After acrimonious resignation, Pope tells abuse commission to 'move forward'

By Philip Pullella

VATICAN CITY (Reuters) -Pope Francis on Friday praised the work of an international Vatican commission on sexual abuse prevention, following the recent acrimonious resignation of a high-profile member who accused it of lacking transparency.

In an address to a plenary session of the Pontifical Commission for the Protection of Minors, Francis made no reference or allusion to the accusations by Father Hans Zollner, who resigned on March 29, citing concerns over the way it was operating.

Zollner, a world-renowned abuse prevention expert, denounced unclear hiring practices, an undefined relationship with the Vatican's doctrine office and "inadequate" financial and decision-making accountability.

Addressing the commission, whose membership was renewed and expanded last year, Francis said he was pleased with a recent agreement between it and a Vatican department that oversees work in poor countries, where sexual abuse prevention is often hurt by lack of funding.

He urged members "not to get bogged down," to "persevere and keep moving forwards," adding: "You have already done much in these first six months".

Cardinal Sean O'Malley of Boston, the president of the commission, issued a statement at the time of Zollner's accusations, saying he was "surprised and strongly disagree".

It was founded in 2014 and is made up of abuse prevention experts with a mandate to advise the pope and implement best practices for protection in local churches around the world.

Zollner also leads a centre for the study of abuse at Rome's Pontifical Gregorian University and is an adviser on abuse prevention for the diocese of Rome.

Some Vatican officials privately speculated that the rift may stem from overlapping interests and a sense of competition.

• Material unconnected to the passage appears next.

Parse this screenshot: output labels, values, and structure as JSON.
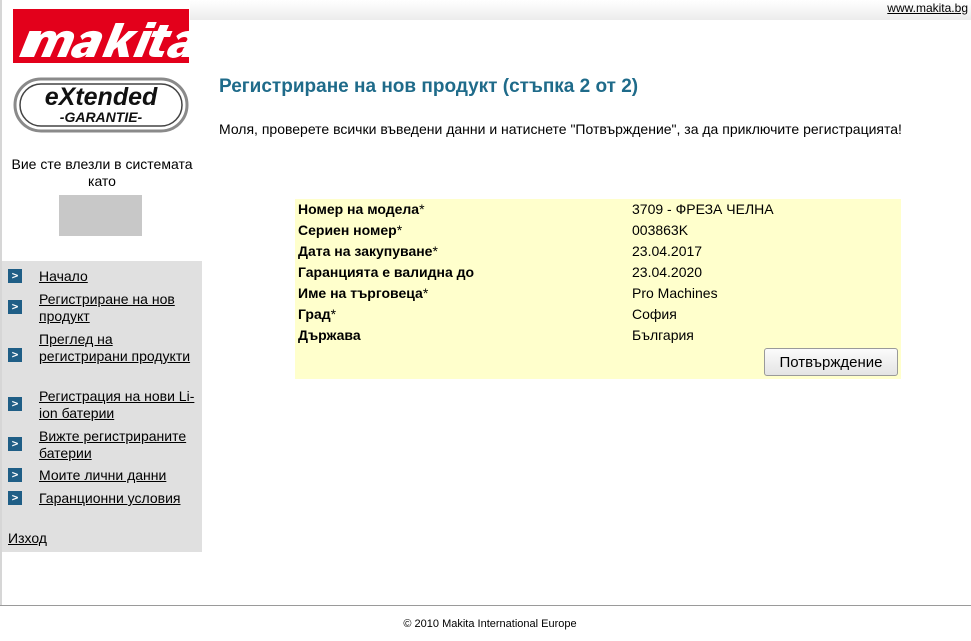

Zollner told Reuters his decision had "nothing to do with personalities but with procedures".

Abuse scandals have shredded the Church's reputation and have been a major challenge for the pope, who has passed a series of measures over the last 10 years aimed at holding the Church hierarchy more accountable, with mixed results.

"Over the last decade, we have all learned a great deal, myself included," the pope told the commission on Friday. "The failure, especially on the part of the Church’s leaders, to do what we should have done, has been a cause of scandal for many."

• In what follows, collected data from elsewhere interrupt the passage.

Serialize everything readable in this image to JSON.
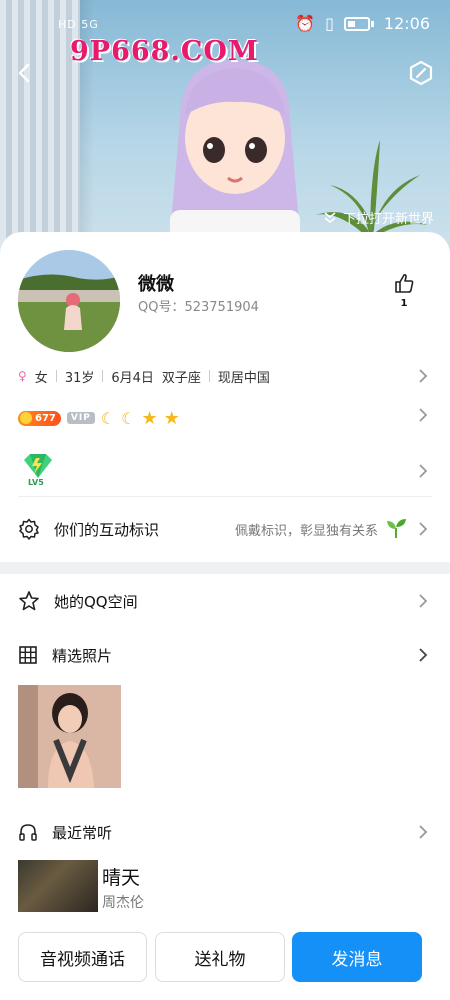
{
  "status_bar": {
    "left_text": "HD 5G",
    "time": "12:06"
  },
  "watermark": "9P668.COM",
  "header": {
    "pull_hint": "下拉打开新世界"
  },
  "profile": {
    "nickname": "微微",
    "qq_label": "QQ号：",
    "qq_number": "523751904",
    "likes": "1",
    "info": [
      "女",
      "31岁",
      "6月4日",
      "双子座",
      "现居中国"
    ],
    "sun_level": "677",
    "vip_label": "VIP",
    "level_badge": "LV5"
  },
  "interaction": {
    "title": "你们的互动标识",
    "hint": "佩戴标识，彰显独有关系"
  },
  "sections": {
    "qzone": "她的QQ空间",
    "photos": "精选照片",
    "music": "最近常听"
  },
  "song": {
    "title": "晴天",
    "artist": "周杰伦"
  },
  "buttons": {
    "call": "音视频通话",
    "gift": "送礼物",
    "message": "发消息"
  },
  "colors": {
    "accent": "#1590f7",
    "watermark": "#e9196b"
  }
}
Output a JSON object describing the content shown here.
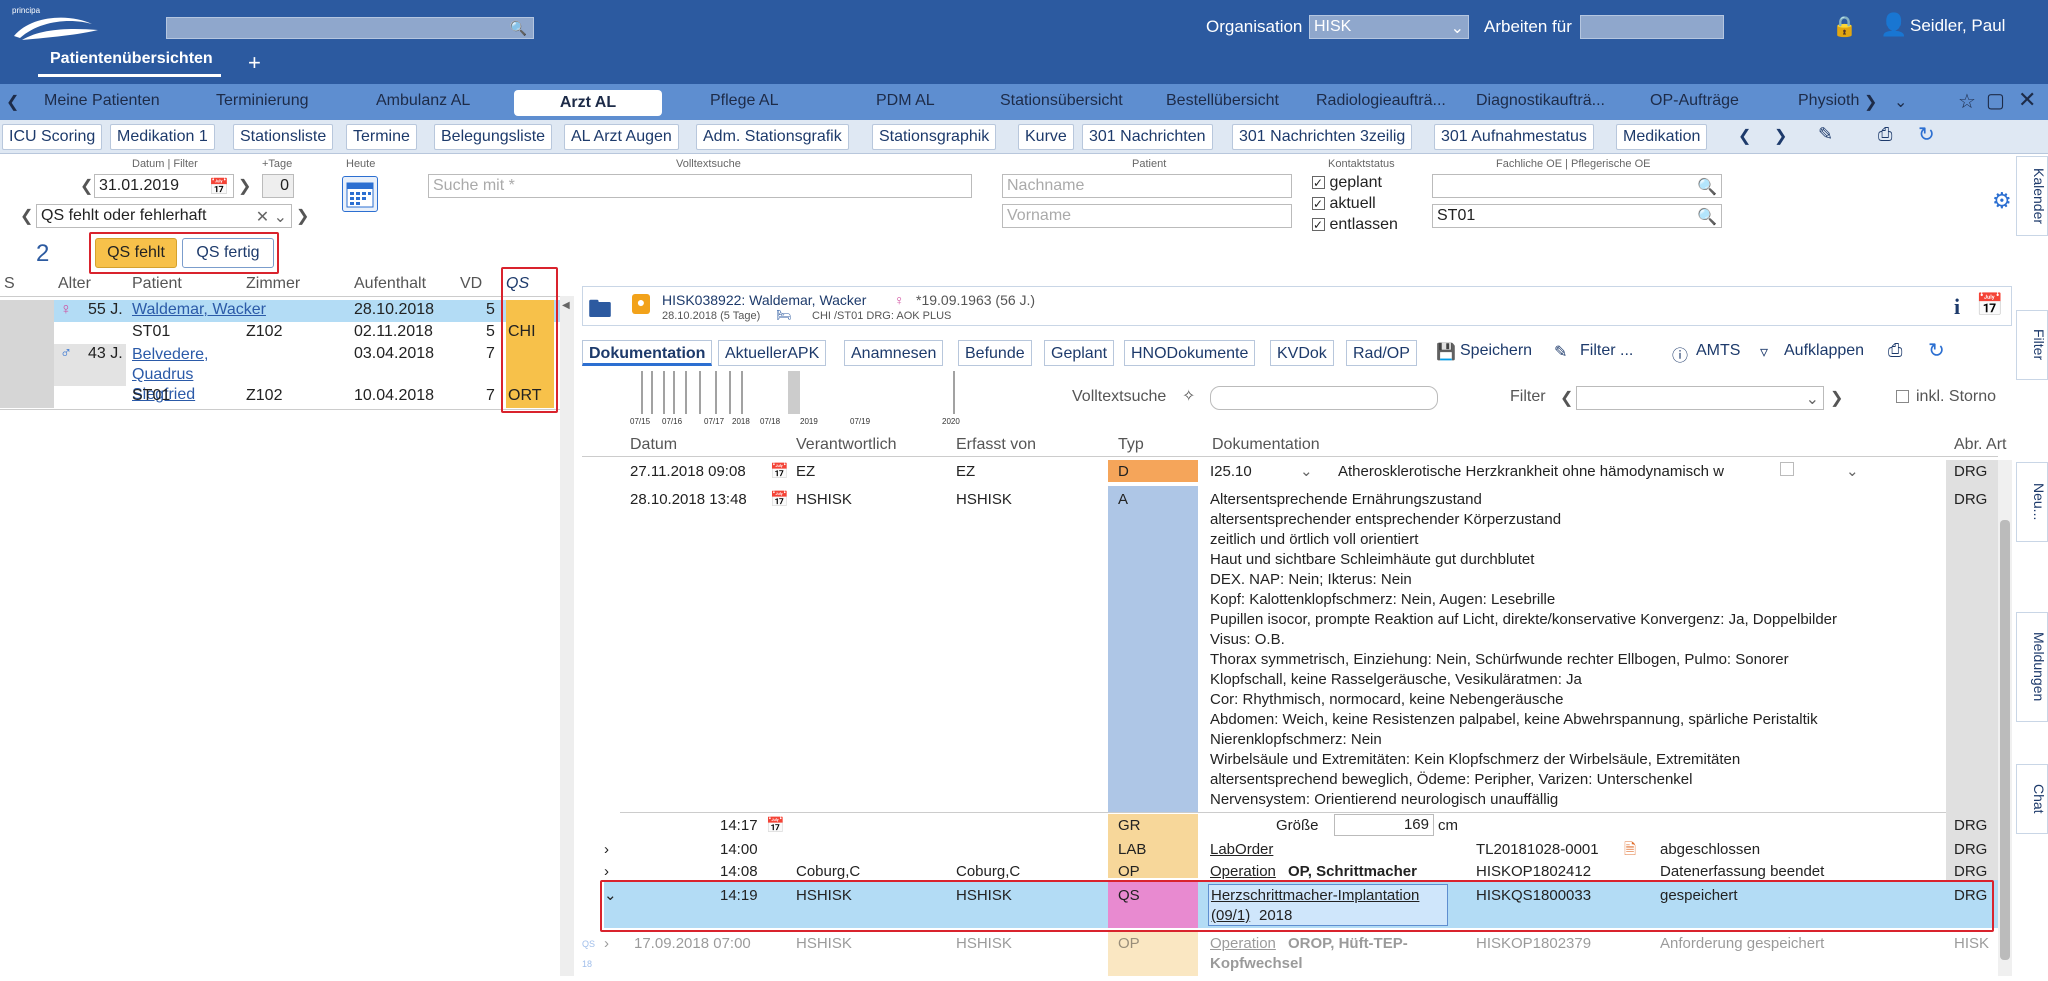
{
  "header": {
    "brand": "principa",
    "search_placeholder": "",
    "org_label": "Organisation",
    "org_value": "HISK",
    "work_label": "Arbeiten für",
    "work_value": "",
    "user_name": "Seidler, Paul",
    "add_tab": "+"
  },
  "main_tabs": [
    {
      "label": "Patientenübersichten"
    }
  ],
  "nav": {
    "items": [
      "Meine Patienten",
      "Terminierung",
      "Ambulanz AL",
      "Arzt AL",
      "Pflege AL",
      "PDM AL",
      "Stationsübersicht",
      "Bestellübersicht",
      "Radiologieaufträ...",
      "Diagnostikaufträ...",
      "OP-Aufträge",
      "Physioth"
    ],
    "active": "Arzt AL"
  },
  "subtabs": [
    "ICU Scoring",
    "Medikation 1",
    "Stationsliste",
    "Termine",
    "Belegungsliste",
    "AL Arzt Augen",
    "Adm. Stationsgrafik",
    "Stationsgraphik",
    "Kurve",
    "301 Nachrichten",
    "301 Nachrichten 3zeilig",
    "301 Aufnahmestatus",
    "Medikation"
  ],
  "filters": {
    "date_label": "Datum | Filter",
    "date": "31.01.2019",
    "plus_days_label": "+Tage",
    "plus_days": "0",
    "today_label": "Heute",
    "filter_value": "QS fehlt oder fehlerhaft",
    "fulltext_label": "Volltextsuche",
    "fulltext_placeholder": "Suche mit *",
    "patient_label": "Patient",
    "lastname_placeholder": "Nachname",
    "firstname_placeholder": "Vorname",
    "contact_label": "Kontaktstatus",
    "contact": [
      "geplant",
      "aktuell",
      "entlassen"
    ],
    "oe_label": "Fachliche OE | Pflegerische OE",
    "oe_value": "ST01"
  },
  "patient_list": {
    "count": "2",
    "btn_qs_missing": "QS fehlt",
    "btn_qs_done": "QS fertig",
    "headers": [
      "S",
      "Alter",
      "Patient",
      "Zimmer",
      "Aufenthalt",
      "VD",
      "QS"
    ],
    "rows": [
      {
        "sex": "♀",
        "age": "55 J.",
        "name": "Waldemar, Wacker",
        "room": "",
        "stay": "28.10.2018",
        "vd": "5",
        "qs": ""
      },
      {
        "sex": "",
        "age": "",
        "name": "ST01",
        "room": "Z102",
        "stay": "02.11.2018",
        "vd": "5",
        "qs": "CHI"
      },
      {
        "sex": "♂",
        "age": "43 J.",
        "name": "Belvedere, Quadrus Siegfried",
        "room": "",
        "stay": "03.04.2018",
        "vd": "7",
        "qs": ""
      },
      {
        "sex": "",
        "age": "",
        "name": "ST01",
        "room": "Z102",
        "stay": "10.04.2018",
        "vd": "7",
        "qs": "ORT"
      }
    ]
  },
  "patient_header": {
    "title": "HISK038922: Waldemar, Wacker",
    "sex": "♀",
    "dob": "*19.09.1963 (56 J.)",
    "sub": "28.10.2018 (5 Tage)",
    "sub2": "CHI /ST01 DRG: AOK PLUS"
  },
  "doc_tabs": [
    "Dokumentation",
    "AktuellerAPK",
    "Anamnesen",
    "Befunde",
    "Geplant",
    "HNODokumente",
    "KVDok",
    "Rad/OP"
  ],
  "doc_actions": {
    "save": "Speichern",
    "filter": "Filter ...",
    "amts": "AMTS",
    "expand": "Aufklappen"
  },
  "timeline": {
    "labels": [
      "07/15",
      "07/16",
      "07/17",
      "2018",
      "07/18",
      "2019",
      "07/19",
      "2020"
    ]
  },
  "doc_search": {
    "fulltext_label": "Volltextsuche",
    "filter_label": "Filter",
    "storno_label": "inkl. Storno"
  },
  "doc_table": {
    "headers": [
      "Datum",
      "Verantwortlich",
      "Erfasst von",
      "Typ",
      "Dokumentation",
      "Abr. Art"
    ],
    "rows": [
      {
        "date": "27.11.2018 09:08",
        "resp": "EZ",
        "by": "EZ",
        "type": "D",
        "code": "I25.10",
        "doc": "Atherosklerotische Herzkrankheit ohne hämodynamisch w",
        "abr": "DRG"
      },
      {
        "date": "28.10.2018 13:48",
        "resp": "HSHISK",
        "by": "HSHISK",
        "type": "A",
        "abr": "DRG",
        "lines": [
          "Altersentsprechende Ernährungszustand",
          "altersentsprechender entsprechender Körperzustand",
          "zeitlich und örtlich voll orientiert",
          "Haut und sichtbare Schleimhäute gut durchblutet",
          "DEX. NAP: Nein; Ikterus: Nein",
          "Kopf: Kalottenklopfschmerz: Nein, Augen: Lesebrille",
          "Pupillen isocor, prompte Reaktion auf Licht, direkte/konservative Konvergenz: Ja, Doppelbilder",
          "Visus: O.B.",
          "Thorax symmetrisch, Einziehung: Nein, Schürfwunde rechter Ellbogen, Pulmo: Sonorer",
          "Klopfschall, keine Rasselgeräusche, Vesikuläratmen: Ja",
          "Cor: Rhythmisch, normocard, keine Nebengeräusche",
          "Abdomen: Weich, keine Resistenzen palpabel, keine Abwehrspannung, spärliche Peristaltik",
          "Nierenklopfschmerz: Nein",
          "Wirbelsäule und Extremitäten: Kein Klopfschmerz der Wirbelsäule, Extremitäten",
          "altersentsprechend beweglich, Ödeme: Peripher, Varizen: Unterschenkel",
          "Nervensystem: Orientierend neurologisch unauffällig"
        ]
      },
      {
        "date": "14:17",
        "type": "GR",
        "label": "Größe",
        "value": "169",
        "unit": "cm",
        "abr": "DRG"
      },
      {
        "date": "14:00",
        "type": "LAB",
        "doc": "LabOrder",
        "id": "TL20181028-0001",
        "status": "abgeschlossen",
        "abr": "DRG"
      },
      {
        "date": "14:08",
        "resp": "Coburg,C",
        "by": "Coburg,C",
        "type": "OP",
        "doc_link": "Operation",
        "doc": "OP, Schrittmacher",
        "id": "HISKOP1802412",
        "status": "Datenerfassung beendet",
        "abr": "DRG"
      },
      {
        "date": "14:19",
        "resp": "HSHISK",
        "by": "HSHISK",
        "type": "QS",
        "doc": "Herzschrittmacher-Implantation",
        "doc2": "(09/1)",
        "year": "2018",
        "id": "HISKQS1800033",
        "status": "gespeichert",
        "abr": "DRG"
      },
      {
        "date": "17.09.2018 07:00",
        "resp": "HSHISK",
        "by": "HSHISK",
        "type": "OP",
        "doc_link": "Operation",
        "doc": "OROP, Hüft-TEP-",
        "doc2": "Kopfwechsel",
        "id": "HISKOP1802379",
        "status": "Anforderung gespeichert",
        "abr": "HISK"
      }
    ]
  },
  "side_tabs": [
    "Kalender",
    "Filter",
    "Neu...",
    "Meldungen",
    "Chat"
  ],
  "colors": {
    "header": "#2c5aa0",
    "nav": "#5e8ed0",
    "selected_row": "#b3dcf5",
    "qs_highlight": "#d9232d",
    "type_D": "#f5a55a",
    "type_A": "#aec6e6",
    "type_QS": "#e88ad0"
  }
}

Two abuse victims who were members of the first commission resigned in 2017 citing resistance within the Vatican but Juan Carlos Cruz, a Chilean who is an international advocate for abuse victims who was appointed to the commission in 2021, has remained.

Last year, the pope incorporated it into the Vatican's doctrinal department, which decides on sanctions for priests convicted of sexual abuse. Current commission leaders said this gave it more institutional clout but critics said the move could threaten its independence.

In 2022, the pope mandated the group with producing an annual audit evaluating how national Catholic Churches are implementing measures to protect children from clergy sexual abuse. The first one is expected for next year.